While the Nation no longer wrote puff pieces for the Vietnamese puppets, it was not above suggesting that solutions to the country's problems could be imposed from the East River of Manhattan. In Russell Leng's February 28, 1966 "Vietnam: What Role for the UN? Strategy of a Truce", we learn that peace is possible if the Security Council can get its act together. Leng is forced to admit that the cash-strapped world body may not have the authority to do the sorts of things it once did: "What was possible in Korea, and even in the Congo, will not be possible in Vietnam." Considering the fate of Lumumba and the four million Korean casualties (out of a total population north and south of 40 million), perhaps that was not such a bad thing.


And what would be the concrete aim of the United Nations? Leng suggests that a workable peace settlement might include "the successful integration of the Vietcong into the political structure of South Vietnam." In other words, the Nation Magazine was suggesting that the UN would be a better agency for accomplishing the goals of the Johnson administration, but without once considering the possibility that the goals themselves were colonial in character.

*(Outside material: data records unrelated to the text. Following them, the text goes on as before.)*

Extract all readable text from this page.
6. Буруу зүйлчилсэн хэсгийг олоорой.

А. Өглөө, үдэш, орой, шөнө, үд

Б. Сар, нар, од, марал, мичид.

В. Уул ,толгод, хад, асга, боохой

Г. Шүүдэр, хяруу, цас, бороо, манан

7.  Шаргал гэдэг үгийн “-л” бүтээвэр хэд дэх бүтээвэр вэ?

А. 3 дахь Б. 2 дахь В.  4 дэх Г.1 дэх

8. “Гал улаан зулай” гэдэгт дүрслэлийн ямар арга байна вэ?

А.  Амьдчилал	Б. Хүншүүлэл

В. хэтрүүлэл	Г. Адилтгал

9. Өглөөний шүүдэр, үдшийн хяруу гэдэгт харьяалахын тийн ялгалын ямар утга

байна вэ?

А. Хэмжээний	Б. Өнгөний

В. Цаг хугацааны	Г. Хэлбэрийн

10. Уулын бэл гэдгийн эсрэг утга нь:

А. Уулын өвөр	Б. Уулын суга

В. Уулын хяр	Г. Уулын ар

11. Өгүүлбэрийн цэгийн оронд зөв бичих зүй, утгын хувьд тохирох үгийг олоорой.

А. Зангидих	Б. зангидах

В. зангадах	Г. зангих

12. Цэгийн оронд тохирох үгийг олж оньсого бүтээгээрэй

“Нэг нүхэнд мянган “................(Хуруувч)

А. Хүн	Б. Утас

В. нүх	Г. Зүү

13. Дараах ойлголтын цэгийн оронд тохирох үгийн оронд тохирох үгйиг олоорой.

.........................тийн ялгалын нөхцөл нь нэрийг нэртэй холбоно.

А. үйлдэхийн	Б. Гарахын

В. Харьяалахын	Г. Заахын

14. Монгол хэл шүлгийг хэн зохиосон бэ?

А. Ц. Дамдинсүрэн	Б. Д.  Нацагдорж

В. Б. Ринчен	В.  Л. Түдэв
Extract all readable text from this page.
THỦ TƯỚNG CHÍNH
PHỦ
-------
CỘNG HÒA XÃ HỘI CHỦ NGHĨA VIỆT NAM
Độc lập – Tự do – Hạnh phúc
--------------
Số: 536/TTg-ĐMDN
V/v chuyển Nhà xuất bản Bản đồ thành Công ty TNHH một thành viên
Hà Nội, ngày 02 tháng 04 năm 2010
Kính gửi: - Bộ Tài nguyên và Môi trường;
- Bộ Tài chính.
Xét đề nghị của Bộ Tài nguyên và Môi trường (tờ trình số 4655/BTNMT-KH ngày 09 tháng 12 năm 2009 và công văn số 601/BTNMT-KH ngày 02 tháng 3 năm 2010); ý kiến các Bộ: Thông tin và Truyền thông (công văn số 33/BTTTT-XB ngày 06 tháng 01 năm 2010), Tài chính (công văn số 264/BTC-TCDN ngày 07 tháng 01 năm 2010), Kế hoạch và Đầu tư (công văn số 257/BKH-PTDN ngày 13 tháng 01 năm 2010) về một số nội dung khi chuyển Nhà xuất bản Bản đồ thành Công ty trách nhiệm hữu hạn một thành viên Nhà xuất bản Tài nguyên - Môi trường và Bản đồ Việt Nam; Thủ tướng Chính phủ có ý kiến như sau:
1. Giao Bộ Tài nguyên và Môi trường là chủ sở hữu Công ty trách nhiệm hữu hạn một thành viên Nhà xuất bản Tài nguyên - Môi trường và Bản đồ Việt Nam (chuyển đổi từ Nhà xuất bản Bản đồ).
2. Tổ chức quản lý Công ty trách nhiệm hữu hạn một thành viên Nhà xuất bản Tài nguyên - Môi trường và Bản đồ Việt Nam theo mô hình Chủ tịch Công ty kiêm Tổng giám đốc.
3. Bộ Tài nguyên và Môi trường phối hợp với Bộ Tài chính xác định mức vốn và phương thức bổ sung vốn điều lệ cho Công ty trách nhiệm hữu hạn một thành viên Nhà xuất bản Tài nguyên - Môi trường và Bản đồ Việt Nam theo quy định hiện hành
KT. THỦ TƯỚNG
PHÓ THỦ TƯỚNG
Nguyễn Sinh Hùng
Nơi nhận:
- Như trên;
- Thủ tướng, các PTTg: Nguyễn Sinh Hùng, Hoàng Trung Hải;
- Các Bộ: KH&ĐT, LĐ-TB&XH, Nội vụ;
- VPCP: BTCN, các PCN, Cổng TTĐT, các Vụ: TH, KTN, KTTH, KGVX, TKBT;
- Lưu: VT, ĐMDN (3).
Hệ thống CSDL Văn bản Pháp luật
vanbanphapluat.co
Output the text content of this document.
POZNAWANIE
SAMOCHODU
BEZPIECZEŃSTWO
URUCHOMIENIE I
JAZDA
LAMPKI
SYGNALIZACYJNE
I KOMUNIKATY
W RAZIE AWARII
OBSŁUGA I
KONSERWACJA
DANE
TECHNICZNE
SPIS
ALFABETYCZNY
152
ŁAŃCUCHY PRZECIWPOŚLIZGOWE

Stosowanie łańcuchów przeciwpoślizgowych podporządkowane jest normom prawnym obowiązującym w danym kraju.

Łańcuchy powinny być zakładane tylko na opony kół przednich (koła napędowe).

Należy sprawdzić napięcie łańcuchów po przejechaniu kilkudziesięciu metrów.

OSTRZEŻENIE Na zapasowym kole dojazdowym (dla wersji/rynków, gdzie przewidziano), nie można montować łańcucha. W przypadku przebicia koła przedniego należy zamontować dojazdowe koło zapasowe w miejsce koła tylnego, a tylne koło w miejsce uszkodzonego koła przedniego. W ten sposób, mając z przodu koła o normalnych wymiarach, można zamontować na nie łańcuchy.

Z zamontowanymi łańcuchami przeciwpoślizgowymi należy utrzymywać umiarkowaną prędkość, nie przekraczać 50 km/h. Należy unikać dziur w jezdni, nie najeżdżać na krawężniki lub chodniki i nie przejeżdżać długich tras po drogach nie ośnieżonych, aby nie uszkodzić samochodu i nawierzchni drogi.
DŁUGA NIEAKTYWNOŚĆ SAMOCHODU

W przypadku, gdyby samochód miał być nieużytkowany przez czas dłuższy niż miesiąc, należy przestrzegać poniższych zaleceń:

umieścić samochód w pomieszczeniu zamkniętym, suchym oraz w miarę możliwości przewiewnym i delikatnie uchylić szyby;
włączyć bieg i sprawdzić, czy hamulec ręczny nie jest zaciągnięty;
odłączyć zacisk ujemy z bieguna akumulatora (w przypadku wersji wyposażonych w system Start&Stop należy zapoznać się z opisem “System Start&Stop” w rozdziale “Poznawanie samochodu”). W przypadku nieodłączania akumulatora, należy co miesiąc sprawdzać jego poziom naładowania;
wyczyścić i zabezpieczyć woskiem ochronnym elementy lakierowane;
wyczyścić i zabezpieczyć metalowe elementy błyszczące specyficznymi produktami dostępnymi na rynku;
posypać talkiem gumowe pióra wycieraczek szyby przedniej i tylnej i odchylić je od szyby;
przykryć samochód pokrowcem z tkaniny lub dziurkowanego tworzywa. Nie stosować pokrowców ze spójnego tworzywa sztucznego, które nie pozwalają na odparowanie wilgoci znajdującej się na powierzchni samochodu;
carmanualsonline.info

That very same year a huge anti-Communist bloodbath took place in Indonesia. For reasons unfathomable to anybody familiar with the country's sorry history subsequent to that terrible event, the Nation Magazine found a silver lining in that dark cloud. Alex Josey, a "free-lance correspondent in the Far East for the past eighteen years, filed an article in the November 28, 1966 Nation titled "Hope After Massacre." It concludes on the following Panglossian note:


"As I flew back to the efficiency, the modern comfort and the comparative security of Singapore, I tried to imagine what role Indonesia could be expected to play in Asian affairs in the foreseeable future This country of 100 million people is potentially among the richest in the world, but it is encumbered with a run-down, state-controlled economy, with between 2 million and 5 million civil servants (nobody really knows), and with more than halt a million in its armed forces It desperately seeks a domestic political formula and economic sanity. If there is to be progress in these fields, the generals and the politicians will have their hands full for some lime to come. Relations with China will probably deteriorate, those with the Soviet Union and the West, including the United States, will most likely improve, Japan will move much closer. The non-Communist world may be relieved that Indonesia has been rescued, on the brink, from communism And, by now, thanks to Radio Jakarta and the controlled papers, most Indonesians may share this view without knowing exactly why. But the truth is that the abortive coup, whatever if was, the awful massacres, Sukarno's containment and the new army regime have left Indonesia very much as it was before. With, however, one important difference: there now is hope."


Let us conclude with a brief observation. For many of us in the radical movement who were introduced to the Nation Magazine in the early 1980s as part of a search for a reliable source of information and analysis that was not tainted by dogmatism, the recent drift into red-baiting and anti-antiwar advocacy might at first seem like a departure from the Nation's anti-imperialism track record. I was prompted to look into the Nation Magazine's archives only after repeated assaults on the peace movement by figures such as David Corn, Christopher Hitchens, Marc Cooper and Eric Alterman who has stated openly that he would support a USA invasion of Iraq, even under terms dictated by Bush. This is not a magazine we can rely on. The most urgent task for the left is to develop a mass-circulation alternative to the Nation Magazine that relies on the grass roots rather than liberal millionaires. Such alternatives are taking shape right now with the Counterpunch web and print editions, but much more is needed with the survival of the human race at stake.